Tony Scott reunites with his Man On Fire (2004) star, Denzel Washington, (and in a smaller way, from his 1986 mega-hit, Top Gun, Val Kilmer) in what is, given Scott’s C.V. and the fact that this was a Jerry Bruckheimer production, a surprisingly engaging action film which starts off appearing to be a police procedural but morphs into a mind-bending, time travel-cum-science fiction movies of sorts.
This is, as they say, not an easy act to follow and the unusual and challenging screenplay by Bill Marsilii and Terry Rossio cleverly allows us to unravel it via the simultaneous on-screen efforts of ATF agent, Doug Carlin (Washington). Carlin, whilst investigating what appears to be a terrorist bombing of a New Orleans ferry, encounters a secret FBI surveillance laboratory that has accidentally discovered how to look at the past. This storyline is interwoven with the murder of a young black woman (Paula Patton) who Carlin comes to realize was somehow connected with the bombing. Carlin eventually works out that the surveillance device can actually interact with past and a la Back To The Future (1985) teleports back in time in an attempt to change the course of events.
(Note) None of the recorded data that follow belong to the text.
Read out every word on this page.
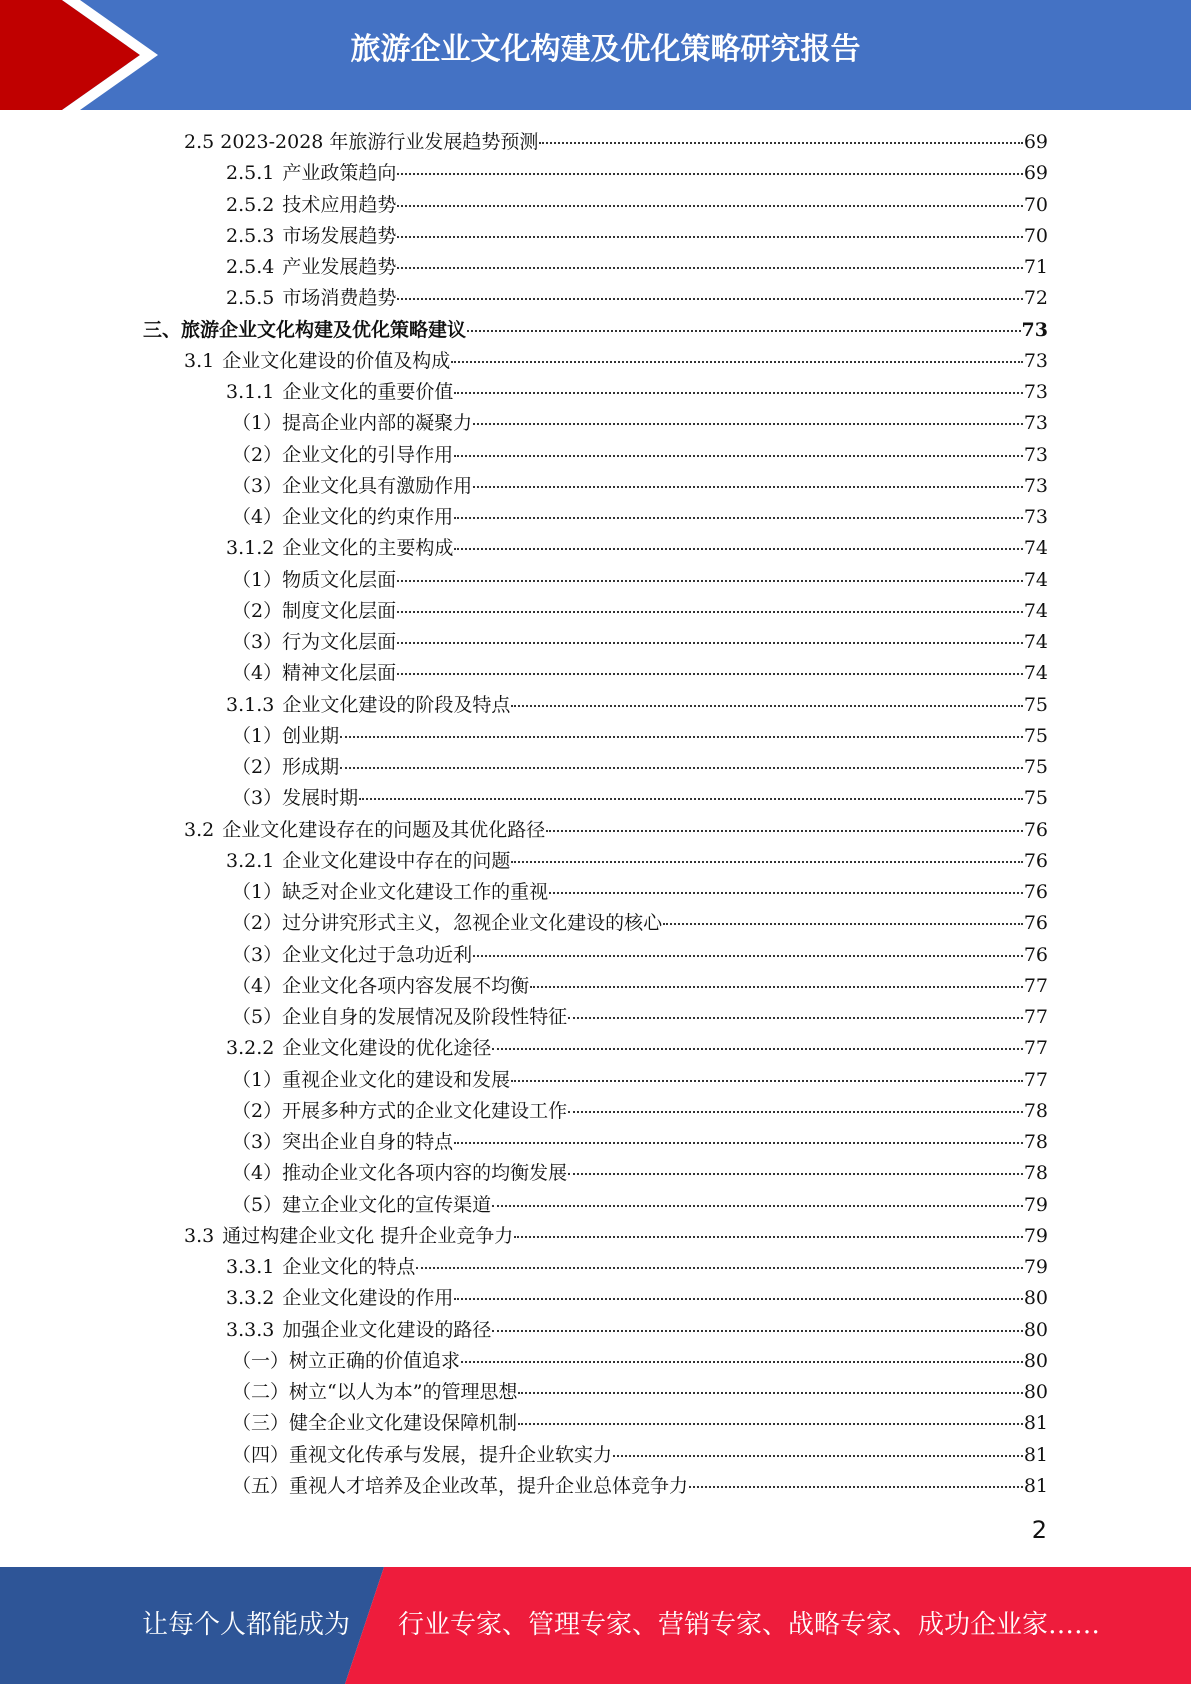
旅游企业文化构建及优化策略研究报告
2.5 2023-2028 年旅游行业发展趋势预测	69
2.5.1 产业政策趋向	69
2.5.2 技术应用趋势	70
2.5.3 市场发展趋势	70
2.5.4 产业发展趋势	71
2.5.5 市场消费趋势	72
三、旅游企业文化构建及优化策略建议	73
3.1 企业文化建设的价值及构成	73
3.1.1 企业文化的重要价值	73
（1） 提高企业内部的凝聚力	73
（2） 企业文化的引导作用	73
（3） 企业文化具有激励作用	73
（4） 企业文化的约束作用	73
3.1.2 企业文化的主要构成	74
（1） 物质文化层面	74
（2） 制度文化层面	74
（3） 行为文化层面	74
（4） 精神文化层面	74
3.1.3 企业文化建设的阶段及特点	75
（1） 创业期	75
（2） 形成期	75
（3） 发展时期	75
3.2 企业文化建设存在的问题及其优化路径	76
3.2.1 企业文化建设中存在的问题	76
（1） 缺乏对企业文化建设工作的重视	76
（2） 过分讲究形式主义，忽视企业文化建设的核心	76
（3） 企业文化过于急功近利	76
（4） 企业文化各项内容发展不均衡	77
（5） 企业自身的发展情况及阶段性特征	77
3.2.2 企业文化建设的优化途径	77
（1） 重视企业文化的建设和发展	77
（2） 开展多种方式的企业文化建设工作	78
（3） 突出企业自身的特点	78
（4） 推动企业文化各项内容的均衡发展	78
（5） 建立企业文化的宣传渠道	79
3.3 通过构建企业文化 提升企业竞争力	79
3.3.1 企业文化的特点	79
3.3.2 企业文化建设的作用	80
3.3.3 加强企业文化建设的路径	80
（一） 树立正确的价值追求	80
（二） 树立“以人为本”的管理思想	80
（三） 健全企业文化建设保障机制	81
（四） 重视文化传承与发展，提升企业软实力	81
（五） 重视人才培养及企业改革，提升企业总体竞争力	81
2
让每个人都能成为 行业专家、管理专家、营销专家、战略专家、成功企业家……
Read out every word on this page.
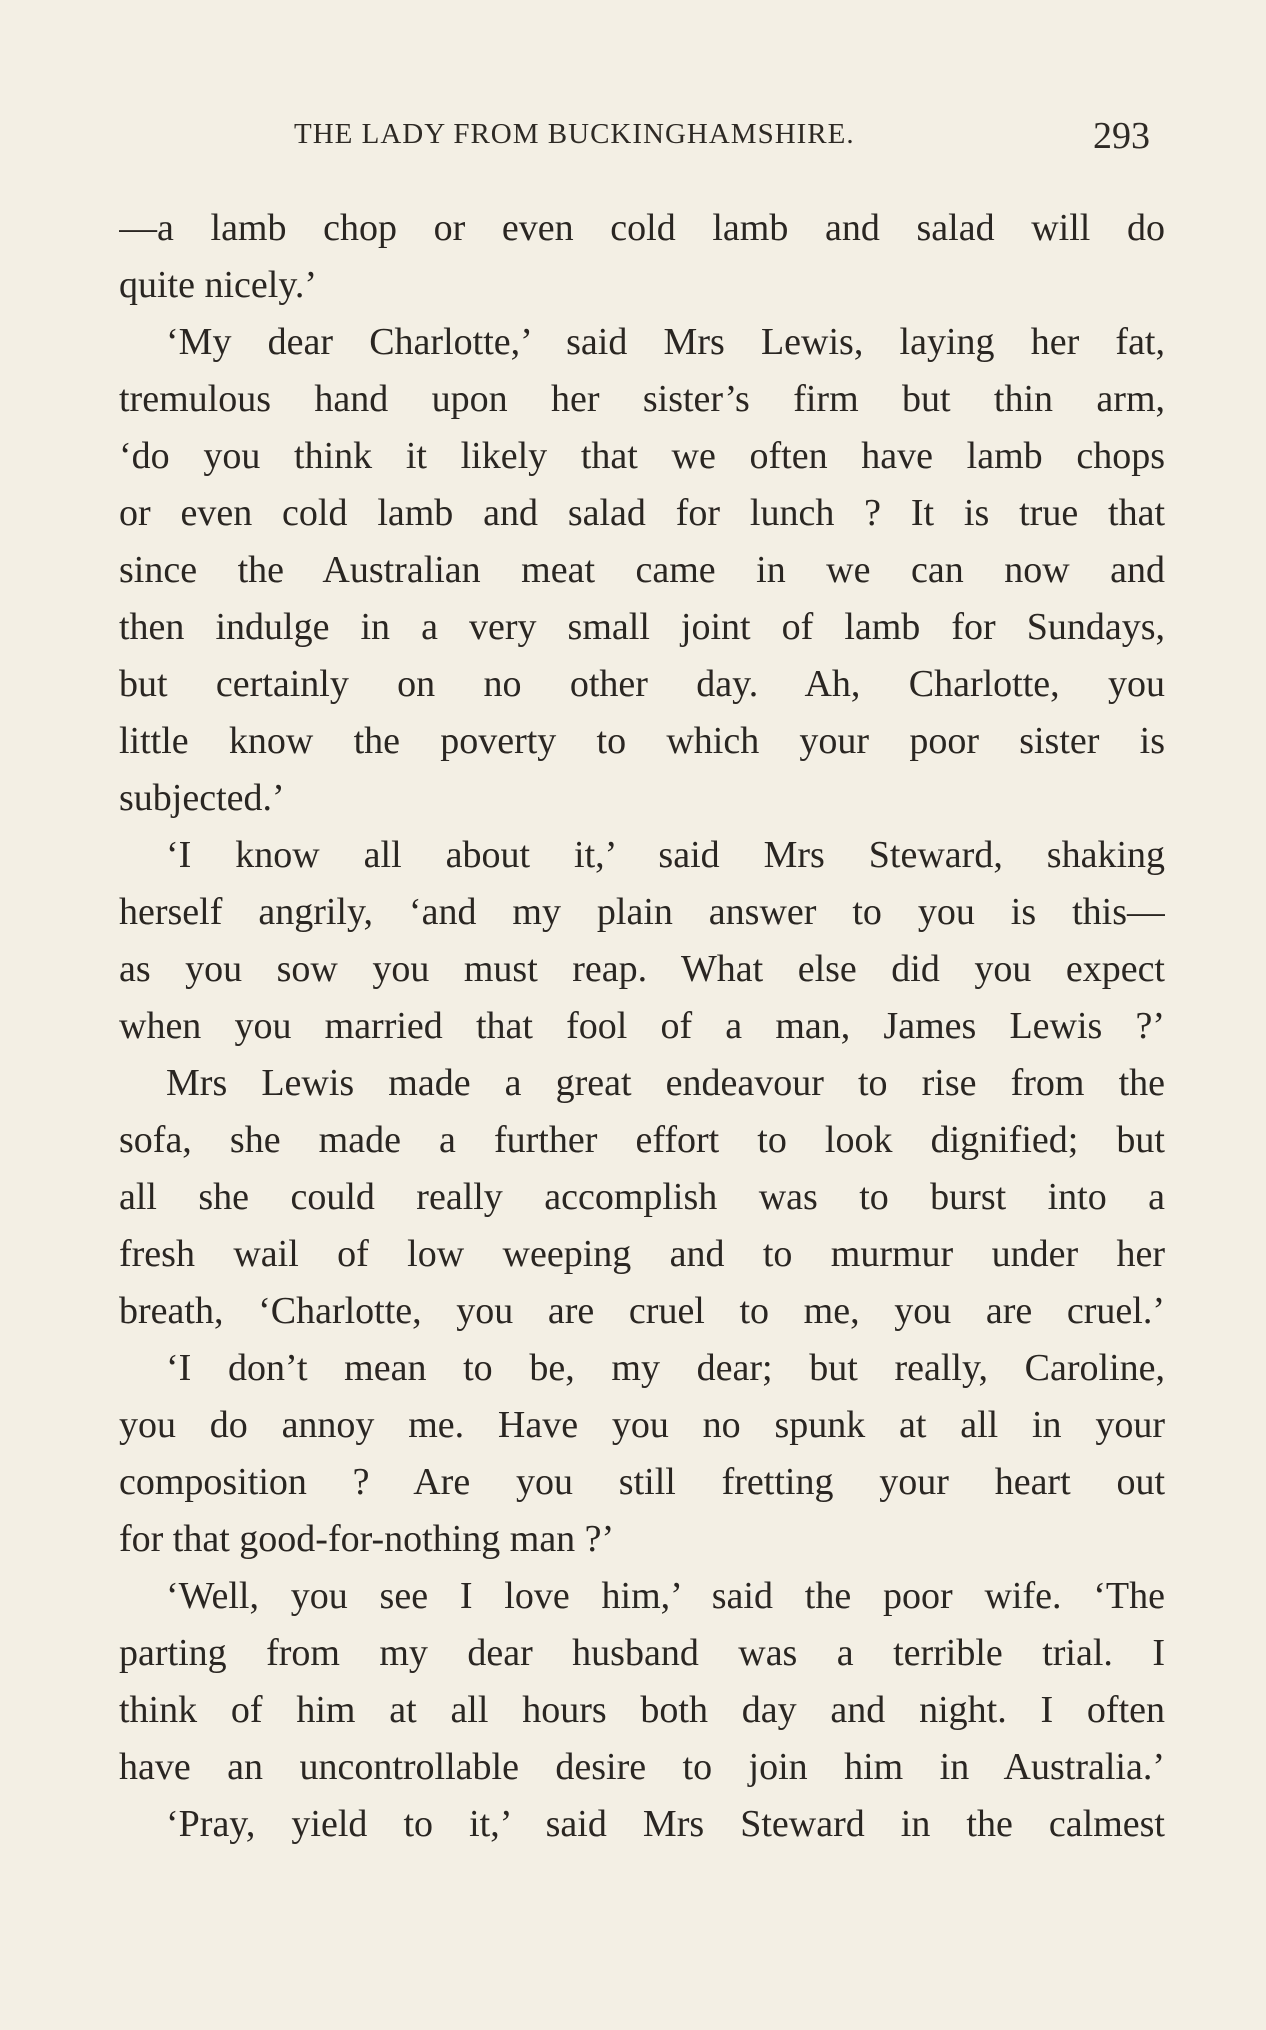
THE LADY FROM BUCKINGHAMSHIRE.	293
—a lamb chop or even cold lamb and salad will do
quite nicely.’
‘My dear Charlotte,’ said Mrs Lewis, laying her fat,
tremulous hand upon her sister’s firm but thin arm,
‘do you think it likely that we often have lamb chops
or even cold lamb and salad for lunch ? It is true that
since the Australian meat came in we can now and
then indulge in a very small joint of lamb for Sundays,
but certainly on no other day. Ah, Charlotte, you
little know the poverty to which your poor sister is
subjected.’
‘I know all about it,’ said Mrs Steward, shaking
herself angrily, ‘and my plain answer to you is this—
as you sow you must reap. What else did you expect
when you married that fool of a man, James Lewis ?’
Mrs Lewis made a great endeavour to rise from the
sofa, she made a further effort to look dignified; but
all she could really accomplish was to burst into a
fresh wail of low weeping and to murmur under her
breath, ‘Charlotte, you are cruel to me, you are cruel.’
‘I don’t mean to be, my dear; but really, Caroline,
you do annoy me. Have you no spunk at all in your
composition ? Are you still fretting your heart out
for that good-for-nothing man ?’
‘Well, you see I love him,’ said the poor wife. ‘The
parting from my dear husband was a terrible trial. I
think of him at all hours both day and night. I often
have an uncontrollable desire to join him in Australia.’
‘Pray, yield to it,’ said Mrs Steward in the calmest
Scott cannily keeps everything matter-of-fact, the extraordinary gradually creeping up on the ordinary, thus making for quite intriguing though probably for some, less-than-comprehensible, viewing as the suspense slowly mounts. In its latter stages the film, no doubt in an attempt to win over a mainstream audience, lets go of its cerebral balloon and descends to standard action movie tropes in order to resolve the narrative. A pity, since for the popcorn brigade it would be too little too late and for anyone else it is a far too convenient cop-out.